Because we observed anomalous compensation of a violet-excited dye (AmCyan), but not blue- (FITC and PE) or red-excited dyes (APC) when using polystyrene microparticles as compensation controls, and because cellular autofluorescence is more strongly initiated by violet than red excitation (8), we evaluated the autofluorescence characteristics of the different microparticles that comprise the BD CompBeads set: anti-mouse-IgG-κ particles and negative control particles with no antibody-binding capacity. If the autofluorescence properties of these two different microparticles were different, compensation would be expected to be incorrect (4). As shown in Figure 3, autofluorescence was substantially higher in the violet detectors than the blue and red detectors. However, the autofluorescence properties of the negative control (Fig. 3A) and anti-mouse-IgG-κ (Fig. 3B) microparticles were indistinguishable.

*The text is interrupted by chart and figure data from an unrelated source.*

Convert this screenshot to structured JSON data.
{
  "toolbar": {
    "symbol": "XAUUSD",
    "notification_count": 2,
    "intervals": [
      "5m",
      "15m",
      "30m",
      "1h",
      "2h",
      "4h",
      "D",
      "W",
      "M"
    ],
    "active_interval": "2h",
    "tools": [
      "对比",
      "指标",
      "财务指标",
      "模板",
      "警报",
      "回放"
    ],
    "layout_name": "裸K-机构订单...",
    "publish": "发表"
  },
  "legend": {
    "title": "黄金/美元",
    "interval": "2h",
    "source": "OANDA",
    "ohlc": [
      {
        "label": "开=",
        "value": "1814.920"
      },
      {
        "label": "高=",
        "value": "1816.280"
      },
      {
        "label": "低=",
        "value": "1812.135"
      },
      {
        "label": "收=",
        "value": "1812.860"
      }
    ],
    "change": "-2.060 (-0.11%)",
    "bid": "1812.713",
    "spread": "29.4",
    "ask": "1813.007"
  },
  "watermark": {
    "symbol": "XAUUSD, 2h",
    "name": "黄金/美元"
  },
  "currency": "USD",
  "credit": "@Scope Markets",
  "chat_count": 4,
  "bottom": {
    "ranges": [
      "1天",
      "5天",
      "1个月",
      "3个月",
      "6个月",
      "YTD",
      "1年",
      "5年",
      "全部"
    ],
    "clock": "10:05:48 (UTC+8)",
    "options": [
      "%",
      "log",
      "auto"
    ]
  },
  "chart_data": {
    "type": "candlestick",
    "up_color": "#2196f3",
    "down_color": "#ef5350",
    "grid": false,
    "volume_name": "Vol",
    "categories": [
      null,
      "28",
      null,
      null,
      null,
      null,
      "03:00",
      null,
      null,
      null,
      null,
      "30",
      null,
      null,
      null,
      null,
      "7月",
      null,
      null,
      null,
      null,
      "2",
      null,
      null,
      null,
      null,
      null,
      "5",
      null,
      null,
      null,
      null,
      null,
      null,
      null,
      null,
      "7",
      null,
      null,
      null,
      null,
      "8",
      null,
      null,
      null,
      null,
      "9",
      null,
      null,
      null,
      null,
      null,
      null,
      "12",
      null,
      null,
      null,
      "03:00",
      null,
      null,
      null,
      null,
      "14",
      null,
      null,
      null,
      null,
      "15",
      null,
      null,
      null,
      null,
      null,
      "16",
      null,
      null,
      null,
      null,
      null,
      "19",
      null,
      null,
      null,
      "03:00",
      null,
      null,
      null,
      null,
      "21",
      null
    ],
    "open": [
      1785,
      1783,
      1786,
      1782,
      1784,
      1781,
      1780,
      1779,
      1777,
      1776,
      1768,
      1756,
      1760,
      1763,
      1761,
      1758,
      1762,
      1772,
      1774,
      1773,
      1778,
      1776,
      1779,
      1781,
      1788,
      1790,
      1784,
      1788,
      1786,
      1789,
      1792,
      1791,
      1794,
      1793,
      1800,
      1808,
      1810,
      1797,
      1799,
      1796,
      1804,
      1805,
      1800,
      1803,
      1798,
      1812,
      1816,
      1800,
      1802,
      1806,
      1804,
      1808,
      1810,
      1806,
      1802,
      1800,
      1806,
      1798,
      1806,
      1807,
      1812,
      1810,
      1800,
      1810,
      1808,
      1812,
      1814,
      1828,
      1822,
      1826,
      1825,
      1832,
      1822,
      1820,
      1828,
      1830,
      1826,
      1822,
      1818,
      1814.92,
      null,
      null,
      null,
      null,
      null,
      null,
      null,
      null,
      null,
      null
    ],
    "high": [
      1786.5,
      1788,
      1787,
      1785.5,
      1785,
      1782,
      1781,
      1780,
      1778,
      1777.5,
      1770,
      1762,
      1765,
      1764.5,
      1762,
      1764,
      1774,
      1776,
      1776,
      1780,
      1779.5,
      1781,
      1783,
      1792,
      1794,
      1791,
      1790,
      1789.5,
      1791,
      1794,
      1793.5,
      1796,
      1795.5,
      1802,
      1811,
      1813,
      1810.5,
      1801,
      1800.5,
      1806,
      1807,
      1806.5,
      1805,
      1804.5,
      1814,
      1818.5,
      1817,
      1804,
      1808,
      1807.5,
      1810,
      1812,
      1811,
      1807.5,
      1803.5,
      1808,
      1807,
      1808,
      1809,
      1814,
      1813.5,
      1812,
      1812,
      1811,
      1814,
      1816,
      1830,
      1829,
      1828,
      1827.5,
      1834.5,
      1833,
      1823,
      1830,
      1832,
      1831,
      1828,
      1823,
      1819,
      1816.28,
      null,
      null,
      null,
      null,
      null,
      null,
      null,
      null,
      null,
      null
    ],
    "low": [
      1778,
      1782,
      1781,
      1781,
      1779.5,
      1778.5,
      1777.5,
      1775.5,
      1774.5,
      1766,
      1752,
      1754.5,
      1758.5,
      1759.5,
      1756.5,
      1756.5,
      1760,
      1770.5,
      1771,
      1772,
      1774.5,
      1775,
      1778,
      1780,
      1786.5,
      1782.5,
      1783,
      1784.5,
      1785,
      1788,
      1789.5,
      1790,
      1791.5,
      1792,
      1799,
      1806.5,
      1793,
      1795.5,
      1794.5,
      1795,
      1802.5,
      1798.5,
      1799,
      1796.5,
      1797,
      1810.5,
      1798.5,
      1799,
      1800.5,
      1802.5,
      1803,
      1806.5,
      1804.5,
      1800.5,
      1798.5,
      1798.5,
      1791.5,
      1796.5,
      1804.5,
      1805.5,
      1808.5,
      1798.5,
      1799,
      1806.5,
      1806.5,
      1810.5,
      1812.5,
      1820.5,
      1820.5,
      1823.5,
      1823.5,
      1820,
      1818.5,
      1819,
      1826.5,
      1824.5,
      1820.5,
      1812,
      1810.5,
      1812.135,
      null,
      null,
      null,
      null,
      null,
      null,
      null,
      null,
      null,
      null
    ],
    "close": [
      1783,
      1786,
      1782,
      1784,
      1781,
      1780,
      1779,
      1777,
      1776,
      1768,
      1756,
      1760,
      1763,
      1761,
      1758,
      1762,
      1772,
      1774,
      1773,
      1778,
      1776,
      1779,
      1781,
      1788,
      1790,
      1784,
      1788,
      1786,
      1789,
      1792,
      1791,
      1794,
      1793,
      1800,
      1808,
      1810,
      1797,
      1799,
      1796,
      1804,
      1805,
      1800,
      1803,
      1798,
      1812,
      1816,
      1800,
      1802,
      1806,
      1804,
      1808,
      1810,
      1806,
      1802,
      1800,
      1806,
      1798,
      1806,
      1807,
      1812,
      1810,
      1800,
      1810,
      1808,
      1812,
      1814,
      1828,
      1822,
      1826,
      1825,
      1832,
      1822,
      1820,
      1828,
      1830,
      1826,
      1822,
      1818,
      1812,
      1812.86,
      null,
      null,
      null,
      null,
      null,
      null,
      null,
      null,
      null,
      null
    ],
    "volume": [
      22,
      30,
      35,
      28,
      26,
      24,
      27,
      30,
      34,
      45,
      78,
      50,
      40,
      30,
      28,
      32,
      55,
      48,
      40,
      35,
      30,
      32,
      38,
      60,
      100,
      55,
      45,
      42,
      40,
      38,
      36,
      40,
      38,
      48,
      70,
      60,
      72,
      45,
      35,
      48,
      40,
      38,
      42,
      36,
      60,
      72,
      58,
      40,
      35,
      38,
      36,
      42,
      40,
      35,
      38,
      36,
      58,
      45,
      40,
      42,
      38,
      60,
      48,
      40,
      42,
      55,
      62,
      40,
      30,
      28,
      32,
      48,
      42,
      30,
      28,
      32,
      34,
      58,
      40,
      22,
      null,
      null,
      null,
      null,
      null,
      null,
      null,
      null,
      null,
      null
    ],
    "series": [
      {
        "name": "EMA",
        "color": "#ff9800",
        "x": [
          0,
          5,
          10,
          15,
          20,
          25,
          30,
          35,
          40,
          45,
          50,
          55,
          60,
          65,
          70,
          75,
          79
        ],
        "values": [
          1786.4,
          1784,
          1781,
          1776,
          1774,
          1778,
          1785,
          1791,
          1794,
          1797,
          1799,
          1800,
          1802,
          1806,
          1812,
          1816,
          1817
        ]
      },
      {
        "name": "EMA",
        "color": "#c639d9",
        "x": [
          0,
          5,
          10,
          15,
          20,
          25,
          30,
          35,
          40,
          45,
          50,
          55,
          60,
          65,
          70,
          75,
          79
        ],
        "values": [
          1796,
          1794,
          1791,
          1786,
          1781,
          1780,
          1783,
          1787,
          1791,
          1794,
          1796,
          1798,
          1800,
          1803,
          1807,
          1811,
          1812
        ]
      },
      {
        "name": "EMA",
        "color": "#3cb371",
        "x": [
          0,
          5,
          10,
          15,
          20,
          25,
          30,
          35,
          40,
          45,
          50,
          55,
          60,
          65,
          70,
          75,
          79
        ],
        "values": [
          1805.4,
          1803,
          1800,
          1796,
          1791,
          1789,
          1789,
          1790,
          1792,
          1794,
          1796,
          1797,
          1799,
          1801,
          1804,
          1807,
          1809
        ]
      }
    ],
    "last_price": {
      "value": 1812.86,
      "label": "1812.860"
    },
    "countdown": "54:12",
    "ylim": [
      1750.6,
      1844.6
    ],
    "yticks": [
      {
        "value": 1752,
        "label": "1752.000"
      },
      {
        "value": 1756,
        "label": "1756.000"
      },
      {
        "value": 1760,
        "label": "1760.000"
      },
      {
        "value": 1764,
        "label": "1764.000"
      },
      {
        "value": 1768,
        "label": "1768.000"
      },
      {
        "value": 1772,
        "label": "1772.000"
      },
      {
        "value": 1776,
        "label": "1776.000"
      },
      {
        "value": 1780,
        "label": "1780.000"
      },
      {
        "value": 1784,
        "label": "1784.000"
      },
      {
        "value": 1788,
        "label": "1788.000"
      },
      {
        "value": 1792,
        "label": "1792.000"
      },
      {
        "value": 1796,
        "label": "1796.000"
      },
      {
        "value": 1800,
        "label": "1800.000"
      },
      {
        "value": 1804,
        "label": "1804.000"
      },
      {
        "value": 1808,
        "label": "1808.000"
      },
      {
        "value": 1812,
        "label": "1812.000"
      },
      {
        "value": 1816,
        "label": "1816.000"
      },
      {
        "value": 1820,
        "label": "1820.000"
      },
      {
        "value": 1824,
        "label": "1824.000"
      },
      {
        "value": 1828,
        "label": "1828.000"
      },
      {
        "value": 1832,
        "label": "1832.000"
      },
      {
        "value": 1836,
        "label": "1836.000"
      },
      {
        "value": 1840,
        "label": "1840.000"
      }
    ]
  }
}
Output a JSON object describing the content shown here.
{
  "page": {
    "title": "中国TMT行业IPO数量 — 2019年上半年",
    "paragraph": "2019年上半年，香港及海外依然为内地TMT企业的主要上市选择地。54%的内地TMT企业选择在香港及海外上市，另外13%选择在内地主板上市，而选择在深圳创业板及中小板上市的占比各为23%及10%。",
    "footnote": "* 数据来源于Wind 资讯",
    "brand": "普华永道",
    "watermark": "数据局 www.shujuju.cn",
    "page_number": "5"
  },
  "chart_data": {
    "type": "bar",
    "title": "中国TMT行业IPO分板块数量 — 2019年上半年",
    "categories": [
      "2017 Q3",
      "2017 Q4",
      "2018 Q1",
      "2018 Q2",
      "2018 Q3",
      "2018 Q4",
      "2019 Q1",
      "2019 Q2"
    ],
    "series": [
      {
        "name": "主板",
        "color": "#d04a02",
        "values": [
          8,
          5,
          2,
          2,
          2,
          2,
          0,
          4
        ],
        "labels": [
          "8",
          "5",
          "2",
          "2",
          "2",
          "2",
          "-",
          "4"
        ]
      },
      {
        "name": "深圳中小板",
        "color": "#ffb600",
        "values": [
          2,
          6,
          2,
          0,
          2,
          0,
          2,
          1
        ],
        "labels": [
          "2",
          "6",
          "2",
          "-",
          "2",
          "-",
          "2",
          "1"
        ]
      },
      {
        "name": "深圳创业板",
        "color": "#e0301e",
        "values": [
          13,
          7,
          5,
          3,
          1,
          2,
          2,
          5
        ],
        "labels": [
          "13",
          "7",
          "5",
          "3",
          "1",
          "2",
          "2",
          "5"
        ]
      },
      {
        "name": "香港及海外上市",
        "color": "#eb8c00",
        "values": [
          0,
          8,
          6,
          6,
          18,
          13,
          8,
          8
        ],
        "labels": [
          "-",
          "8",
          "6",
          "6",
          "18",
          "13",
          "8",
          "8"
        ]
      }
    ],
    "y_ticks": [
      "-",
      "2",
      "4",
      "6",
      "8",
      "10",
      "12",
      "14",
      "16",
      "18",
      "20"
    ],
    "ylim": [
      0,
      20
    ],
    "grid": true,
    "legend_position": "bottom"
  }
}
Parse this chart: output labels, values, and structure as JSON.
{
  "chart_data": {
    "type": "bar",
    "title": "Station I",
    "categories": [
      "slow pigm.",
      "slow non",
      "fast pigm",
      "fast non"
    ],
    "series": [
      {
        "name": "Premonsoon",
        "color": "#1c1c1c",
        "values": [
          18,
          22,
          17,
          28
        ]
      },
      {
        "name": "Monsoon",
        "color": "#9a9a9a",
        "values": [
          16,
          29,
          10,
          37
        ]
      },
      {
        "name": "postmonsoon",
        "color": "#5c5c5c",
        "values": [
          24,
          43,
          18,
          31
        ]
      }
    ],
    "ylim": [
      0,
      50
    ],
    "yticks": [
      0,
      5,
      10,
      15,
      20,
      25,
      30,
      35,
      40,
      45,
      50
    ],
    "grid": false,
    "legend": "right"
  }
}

We report that more accurate compensation of spectral overlap involving the violet-excited fluorochrome, AmCyan, may be obtained by using cellular compensation controls rather than a commercially available set of polystyrene microparticles (BD CompBeads). Although the precise mechanism for the apparently anomalous compensation of AmCyan as calculated using BD CompBeads is uncertain, differences in autofluorescence properties between the negative control and anti-mouse-IgG-kappa microparticles that comprise the set would appear not to be responsible for the effect (Fig. 3). Recently, published data suggest that others may have encountered similar difficulties in compensating AmCyan (9). In panel 3 of Figure 1 from that study (9), the signal measured in FITC increases in a coordinated fashion with increasing AmCyan fluorescence, as would be expected if spillover from AmCyan into FITC were undercompensated. However, it is important to note that any potential undercompensation of AmCyan spillover into FITC in that study would not have affected its conclusions, as the authors' multiparameter gating strategy ensured that plasma cells were correctly identified (9).
Although antibody-capture beads are extremely valuable as compensation controls (4), particularly when compensating fluorochrome-labeled antibodies that recognize cellular antigens expressed infrequently or at low levels, our data suggest that polystyrene microparticles may not be ideal surrogates for cells in all cases. Indeed, technical data sheets accompanying conjugates of the recently released dye BD Horizon V500 indicate that cellular compensation controls may be preferable to beads for both AmCyan and V500 (10). Whether this principle holds true for other dyes that emit in this region requires further investigation. Finally, because we have only evaluated one commercially available set of compensation particles in this study, we wish to emphasize that the determination of whether spillover of AmCyan can be correctly compensated using other microparticle-based systems would require additional study.
We gratefully acknowledge the expert advice and guidance of Dr. Brent Wood in the implementation of polychromatic flow cytometry in our laboratory, and the outstanding technical assistance of past and present members of the Special Hematology Laboratory at Hartford Hospital: Darren Brown, Beth Constant, Sheila Fuller, Len Iorio, Sophie Santoro, and Judy Thibeault. We are also grateful to Dr. Charles Goolsby for his encouragement and helpful suggestions for improving the manuscript and to both Reviewers for their constructive criticism and suggestions.